학술논문

LQR performance for multi-agent systems: Benefits of introducing delayed inter-agent measurements
Document Type
Conference
Source
52nd IEEE Conference on Decision and Control Decision and Control (CDC), 2013 IEEE 52nd Annual Conference on. :5150-5155 Dec, 2013
Subject
Computing and Processing
Equations
Collaboration
Analytical models
Laplace equations
Language
ISSN
0191-2216
Abstract
This paper deals with the design of an optimal controller for a set of identical multi-agent systems. The problem under consideration is to examine if there is any benefit to adding to the classical local optimal control law, obtained from solving a Riccati equation, a term which depends on delayed relative information with respect to neighbouring agents.
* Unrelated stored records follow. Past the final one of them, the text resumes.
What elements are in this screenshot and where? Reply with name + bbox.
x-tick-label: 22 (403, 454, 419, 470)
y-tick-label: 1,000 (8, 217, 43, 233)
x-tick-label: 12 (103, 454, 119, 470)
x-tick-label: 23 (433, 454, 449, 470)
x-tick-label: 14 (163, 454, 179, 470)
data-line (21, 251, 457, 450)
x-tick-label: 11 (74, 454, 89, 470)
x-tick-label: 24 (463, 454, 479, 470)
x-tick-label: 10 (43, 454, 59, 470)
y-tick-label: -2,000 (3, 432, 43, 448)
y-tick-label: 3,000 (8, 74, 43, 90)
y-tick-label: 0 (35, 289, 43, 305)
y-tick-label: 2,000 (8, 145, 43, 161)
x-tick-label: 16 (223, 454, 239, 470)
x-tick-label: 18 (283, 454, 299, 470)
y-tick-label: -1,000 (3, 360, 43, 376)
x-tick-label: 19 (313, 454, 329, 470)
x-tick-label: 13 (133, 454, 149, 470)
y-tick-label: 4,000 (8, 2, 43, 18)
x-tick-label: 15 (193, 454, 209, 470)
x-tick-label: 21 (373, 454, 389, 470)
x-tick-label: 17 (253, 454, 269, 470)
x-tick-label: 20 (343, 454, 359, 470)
The resulting control law has a local linear feedback term (from solving the Riccati equation) and a consensus-like term which depends on a delayed version of the relative states with respect to its neighbours. The resulting closed loop system at a network level is linear and involves delayed states. A Lyapunov-Krasovskii approach is used to synthesize the gain associated with the consensus term to provide sub-optimal LQR-like performance at a network level. Situations are demonstrated when this approach provides better performance (in terms of the LQR cost) than when a traditional decentralised approach is adopted.